The white North Carolina man who made a threatening call to a Black church in Virginia after one of its leaders attended a George Floyd prayer vigil, was sentenced to two years in prison on Thursday.
John Malcolm Bareswill, 63, of Catawba, North Carolina, pleaded guilty in August to calling New Hope Baptist Church in Virginia Beach, making racist remarks and threatening to set it on fire.
The call was made on June 7, just days after a church leader attended a prayer vigil and peaceful protest for George Floyd in the aftermath of his May 25 death.
“John Malcolm Bareswill reacted to a prayer vigil and rally held in memory of George Floyd by threatening to burn down an African American church,” said G. Zachary Terwilliger, U.S. attorney for the Eastern District of Virginia, in a Nov. 12 statement. “Answering the exercise of constitutional freedoms with threats of violence — especially threats that tap into a long and shameful history of racially-motivated violence against houses of worship — requires swift and certain justice.”

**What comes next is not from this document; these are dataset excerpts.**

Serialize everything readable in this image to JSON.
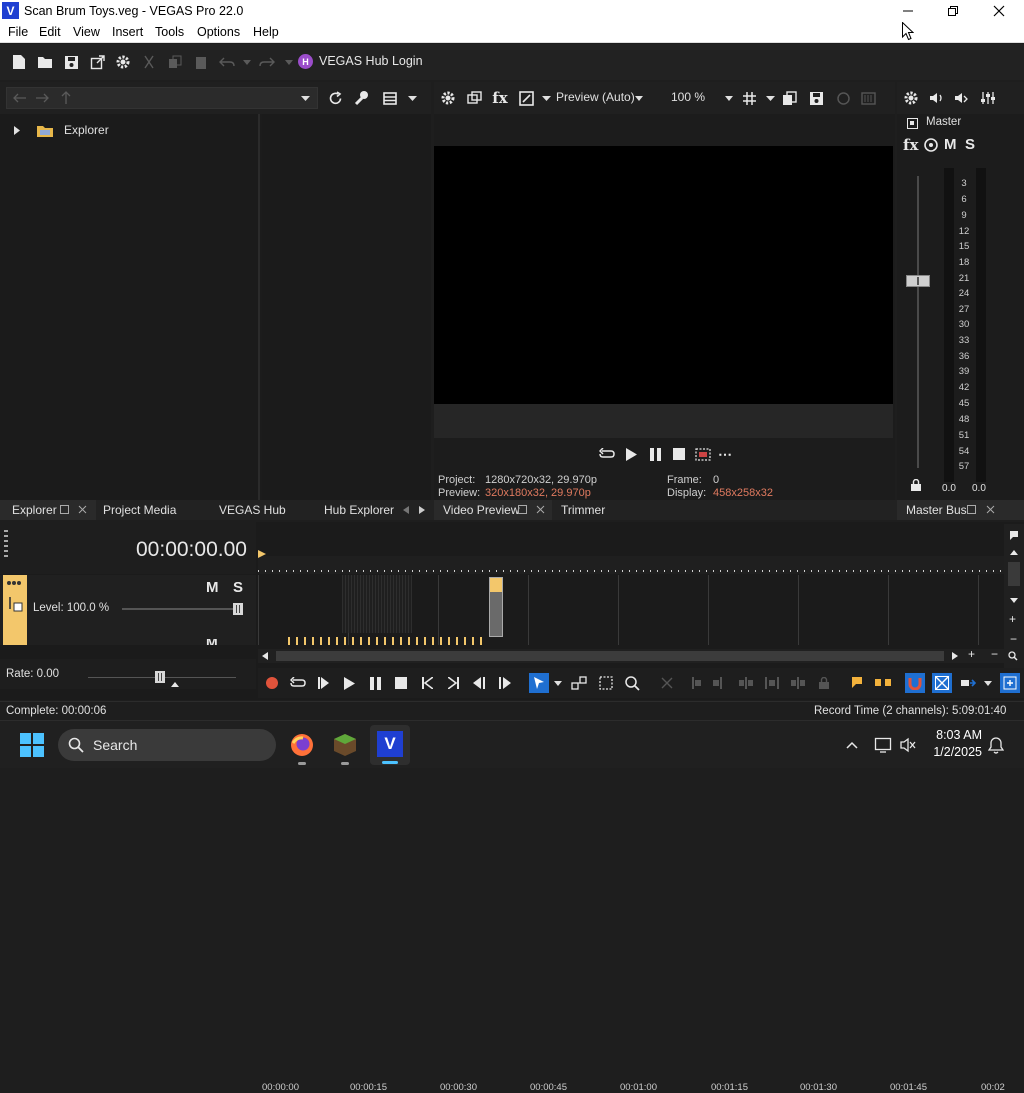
{
  "window": {
    "title": "Scan Brum Toys.veg - VEGAS Pro 22.0",
    "app_icon_letter": "V"
  },
  "menu": {
    "items": [
      "File",
      "Edit",
      "View",
      "Insert",
      "Tools",
      "Options",
      "Help"
    ]
  },
  "toolbar": {
    "hub_login_label": "VEGAS Hub Login",
    "hub_icon_letter": "H"
  },
  "explorer": {
    "tree_root": "Explorer"
  },
  "preview_toolbar": {
    "quality_label": "Preview (Auto)",
    "zoom_label": "100 %"
  },
  "preview_info": {
    "project_label": "Project:",
    "project_value": "1280x720x32, 29.970p",
    "preview_label": "Preview:",
    "preview_value": "320x180x32, 29.970p",
    "frame_label": "Frame:",
    "frame_value": "0",
    "display_label": "Display:",
    "display_value": "458x258x32",
    "preview_value_color": "#e07a5f"
  },
  "master": {
    "label": "Master",
    "fx_label": "fx",
    "m_label": "M",
    "s_label": "S",
    "scale": [
      "3",
      "6",
      "9",
      "12",
      "15",
      "18",
      "21",
      "24",
      "27",
      "30",
      "33",
      "36",
      "39",
      "42",
      "45",
      "48",
      "51",
      "54",
      "57"
    ],
    "left_peak": "0.0",
    "right_peak": "0.0"
  },
  "tabs": {
    "left": [
      "Explorer",
      "Project Media",
      "VEGAS Hub",
      "Hub Explorer"
    ],
    "middle": [
      "Video Preview",
      "Trimmer"
    ],
    "right": [
      "Master Bus"
    ]
  },
  "timeline": {
    "timecode": "00:00:00.00",
    "track_m": "M",
    "track_s": "S",
    "track_level": "Level: 100.0 %",
    "rate": "Rate: 0.00",
    "ruler": [
      "00:00:00",
      "00:00:15",
      "00:00:30",
      "00:00:45",
      "00:01:00",
      "00:01:15",
      "00:01:30",
      "00:01:45",
      "00:02"
    ]
  },
  "status": {
    "complete": "Complete: 00:00:06",
    "record_time": "Record Time (2 channels): 5:09:01:40"
  },
  "taskbar": {
    "search_placeholder": "Search",
    "time": "8:03 AM",
    "date": "1/2/2025"
  },
  "colors": {
    "accent_blue": "#1f6fd1",
    "track_yellow": "#f3c76b",
    "hub_purple": "#9b4dca"
  }
}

The call was made in the middle of Sunday Bible Study, and the assistant minister put the caller on speakerphone in front of her three young grandchildren who heard Bareswill call them a racial slur and threaten to burn the church down.
Bareswill also called another church associated the the vigil, but no one answered.
“Bareswill’s threat terrified the adult Sunday school teachers who heard it and affected the entire church community. While this sentence cannot undo that harm, it sends an important message,” Terwilliger said.
Bareswill said in later, in court documents, that he was worried about the impact the peotests would have on a package delivery business he owned in Virginia Beach.
Prosecutors had only asked for Bareswill to receive a 12- to 18-month sentence, but U.S. District Judge Raymond A. Jackson handed him two years.
The two women who were leading the Bible study when the call was made say they remain haunted by the Bareswill’s threats.
“It’s in the back of my head always,” one wrote in a letter to the court.